Men, it is true, are often disposed to quarrel with God's providential arrangements. And the reason is, that the doctrine of providence implies that, in all situations, there is a God above and around us. But, however humbling the doctrine of special providence is to human pride and human reason, the simple and sublime fact still remains. God makes us, and God places us. In the language of Scripture, "A man's heart deviseth his way; But
the Lord directeth his steps.” The hand of a higher power has marked out the lines of our habitation. He builds up one, and casts down another. It does not depend upon man's talents, nor upon his education, nor upon his wealth, nor upon his friends, nor upon anything else that is human, what he shall be, or whether, in the worldly sense of the term, he shall be anything; where he shall go, or whether he shall go anywhere; but upon God alone.

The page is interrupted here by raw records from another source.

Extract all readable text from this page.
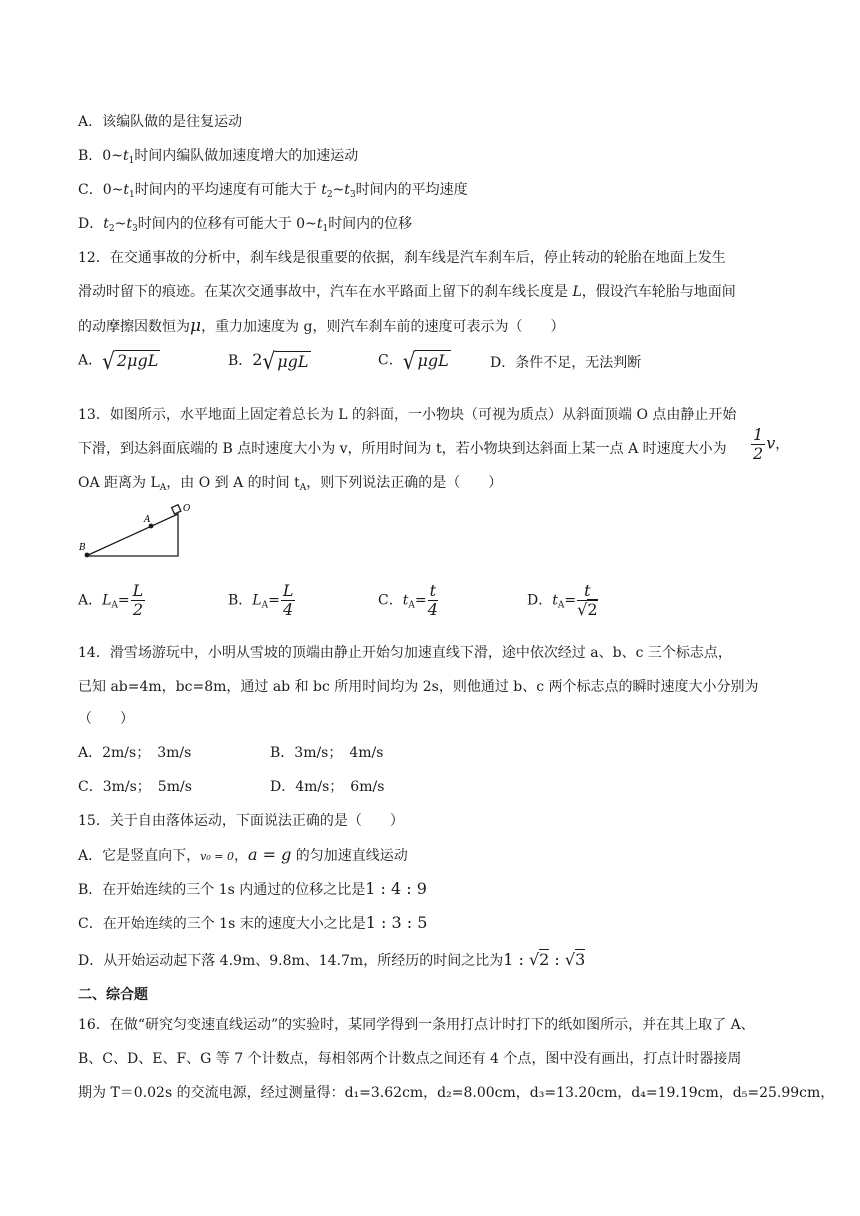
A．该编队做的是往复运动
B．$0\sim t_1$时间内编队做加速度增大的加速运动
C．$0\sim t_1$时间内的平均速度有可能大于 $t_2\sim t_3$时间内的平均速度
D．$t_2\sim t_3$时间内的位移有可能大于 $0\sim t_1$时间内的位移
12．在交通事故的分析中，刹车线是很重要的依据，刹车线是汽车刹车后，停止转动的轮胎在地面上发生
滑动时留下的痕迹。在某次交通事故中，汽车在水平路面上留下的刹车线长度是 L，假设汽车轮胎与地面间
的动摩擦因数恒为μ，重力加速度为 g，则汽车刹车前的速度可表示为（　　）
A．√ 2μgL	B．2√ μgL	C．√ μgL	D．条件不足，无法判断
13．如图所示，水平地面上固定着总长为 L 的斜面，一小物块（可视为质点）从斜面顶端 O 点由静止开始
下滑，到达斜面底端的 B 点时速度大小为 v，所用时间为 t，若小物块到达斜面上某一点 A 时速度大小为 $\frac{1}{2}$ v，
OA 距离为 $L_A$，由 O 到 A 的时间 $t_A$，则下列说法正确的是（　　）
O
A
B
A．$L_A= \frac{L}{2}$	B．$L_A= \frac{L}{4}$	C．$t_A= \frac{t}{4}$	D．$t_A= \frac{t}{√2}$
14．滑雪场游玩中，小明从雪坡的顶端由静止开始匀加速直线下滑，途中依次经过 a、b、c 三个标志点，
已知 ab=4m，bc=8m，通过 ab 和 bc 所用时间均为 2s，则他通过 b、c 两个标志点的瞬时速度大小分别为
（　　）
A．2m/s；　3m/s	B．3m/s；　4m/s
C．3m/s；　5m/s	D．4m/s；　6m/s
15．关于自由落体运动，下面说法正确的是（　　）
A．它是竖直向下，v₀ = 0，a = g 的匀加速直线运动
B．在开始连续的三个 1s 内通过的位移之比是1 : 4 : 9
C．在开始连续的三个 1s 末的速度大小之比是1 : 3 : 5
D．从开始运动起下落 4.9m、9.8m、14.7m，所经历的时间之比为1 : √2 : √3
二、综合题
16．在做“研究匀变速直线运动”的实验时，某同学得到一条用打点计时打下的纸如图所示，并在其上取了 A、
B、C、D、E、F、G 等 7 个计数点，每相邻两个计数点之间还有 4 个点，图中没有画出，打点计时器接周
期为 T＝0.02s 的交流电源，经过测量得：d₁=3.62cm，d₂=8.00cm，d₃=13.20cm，d₄=19.19cm，d₅=25.99cm，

God makes the arrangement; but the disposition with which we shall receive that arrangement, he leaves to ourselves. And let this satisfy us. In every arrangement which he makes, his aim is our highest good; but whether it will result in our highest good, depends upon the spirit in which we accept it. He never violates our moral liberty; and if, in the exercise of that liberty, we put our thoughts and our feelings in his keeping, he will give a heart so correspondent to our habitation, that our cottage will be beautiful in our sight as a palace, and the darkness of our dungeon as bright as the open day.
— A Treatise on Divine Union (1851) Part 6, Chapter 4.